Juanma

Personal information
- Full name: Juan Manuel Rodríguez Domínguez
- Date of birth: 28 February 1972 (age 53)
- Place of birth: Huelva, Spain
- Height: 1.88 m (6 ft 2 in)
- Position(s): Centre back

Team information
- Current team: Recreativo B (coach)

Youth career
- Recreativo

Senior career*
- Years: Team / Apps / (Gls)
- 1992–1998: Recreativo / 127 / (0)
- 1992–1993: → Cortegana (loan)
- 1998–2000: Ceuta / 46 / (0)
- 2000–2001: Algeciras / 20 / (0)
- 2001–2002: Estoril / 1 / (0)
- 2002–2003: Linense
- 2003–2006: Bollullos
- 2006–2007: Punta Umbría

Managerial career
- 2007–2009: Recreativo (assistant)
- 2011–2012: Recreativo (assistant)
- 2012: Recreativo
- 2012–2013: Recreativo (assistant)
- 2016–: Recreativo B

= Juanma (footballer, born 1972) =

Spanish footballer and manager

Juan Manuel Rodríguez Domínguez (born 28 February 1972), commonly known as Juanma, is a Spanish retired footballer who played as a central defender, and the current manager of Recreativo de Huelva B.

==Playing career==
Born in Huelva, Andalusia, Juanma finished his formation with Recreativo de Huelva, and made his senior debuts while on loan at Club Atlético Cortegana. He returned from loan in the 1993 summer, being immediately assigned to the main squad in Segunda División B.

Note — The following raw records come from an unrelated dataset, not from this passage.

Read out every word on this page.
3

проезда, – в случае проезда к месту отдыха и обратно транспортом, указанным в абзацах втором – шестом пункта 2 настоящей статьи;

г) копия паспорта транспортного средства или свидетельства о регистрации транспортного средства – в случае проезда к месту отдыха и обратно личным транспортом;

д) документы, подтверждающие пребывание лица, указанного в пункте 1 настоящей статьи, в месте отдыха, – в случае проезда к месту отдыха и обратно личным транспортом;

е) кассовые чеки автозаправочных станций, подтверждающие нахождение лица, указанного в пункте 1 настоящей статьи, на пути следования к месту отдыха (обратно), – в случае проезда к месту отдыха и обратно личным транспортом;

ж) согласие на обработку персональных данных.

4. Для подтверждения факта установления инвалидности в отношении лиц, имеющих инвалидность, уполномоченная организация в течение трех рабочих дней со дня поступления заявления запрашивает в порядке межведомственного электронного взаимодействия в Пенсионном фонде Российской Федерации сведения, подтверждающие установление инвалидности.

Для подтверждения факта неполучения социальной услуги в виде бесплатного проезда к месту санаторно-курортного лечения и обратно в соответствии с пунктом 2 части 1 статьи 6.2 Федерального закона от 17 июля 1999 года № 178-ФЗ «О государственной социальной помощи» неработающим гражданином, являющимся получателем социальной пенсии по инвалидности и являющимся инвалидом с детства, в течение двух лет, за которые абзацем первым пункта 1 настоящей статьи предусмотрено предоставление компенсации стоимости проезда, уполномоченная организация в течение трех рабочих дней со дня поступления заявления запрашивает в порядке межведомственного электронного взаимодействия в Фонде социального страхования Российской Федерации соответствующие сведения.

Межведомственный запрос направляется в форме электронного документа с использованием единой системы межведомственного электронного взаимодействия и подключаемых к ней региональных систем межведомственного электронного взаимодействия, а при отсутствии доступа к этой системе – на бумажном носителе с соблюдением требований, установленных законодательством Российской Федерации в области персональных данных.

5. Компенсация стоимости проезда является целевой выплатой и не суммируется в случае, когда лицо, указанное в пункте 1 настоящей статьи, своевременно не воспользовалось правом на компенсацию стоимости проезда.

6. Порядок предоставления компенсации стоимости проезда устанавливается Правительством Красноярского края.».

Juanma appeared regularly in the following campaigns, but eventually lost his starting spot in 1997–98 as his side was promoted to Segunda División. In the 1998 summer he left Recre and moved to AD Ceuta also in the third level.

In 2001 Juanma moved abroad for the first time in his career, joining G.D. Estoril Praia after a spell at Algeciras CF. After appearing in only one match he returned to his native country, signing for Bollullos CF.

Juanma eventually played in the lower leagues for the remainder of his career, and retired with CD Punta Umbría.

==Post-playing career==
After his retirement Juanma became Manolo Zambrano's assistant at his first club Recreativo, and maintained his role under Lucas Alcaraz. He left the club in 2009, but returned on 14 June 2011, as Juan Carlos Ríos' second.

On 10 March 2012 Juanma was appointed manager of the main squad, after Álvaro Cervera's resignation. He only achieved two wins in 15 games, as his side narrowly avoided relegation; he returned to his previous role after the end of the season, and left Recre in the 2013 summer.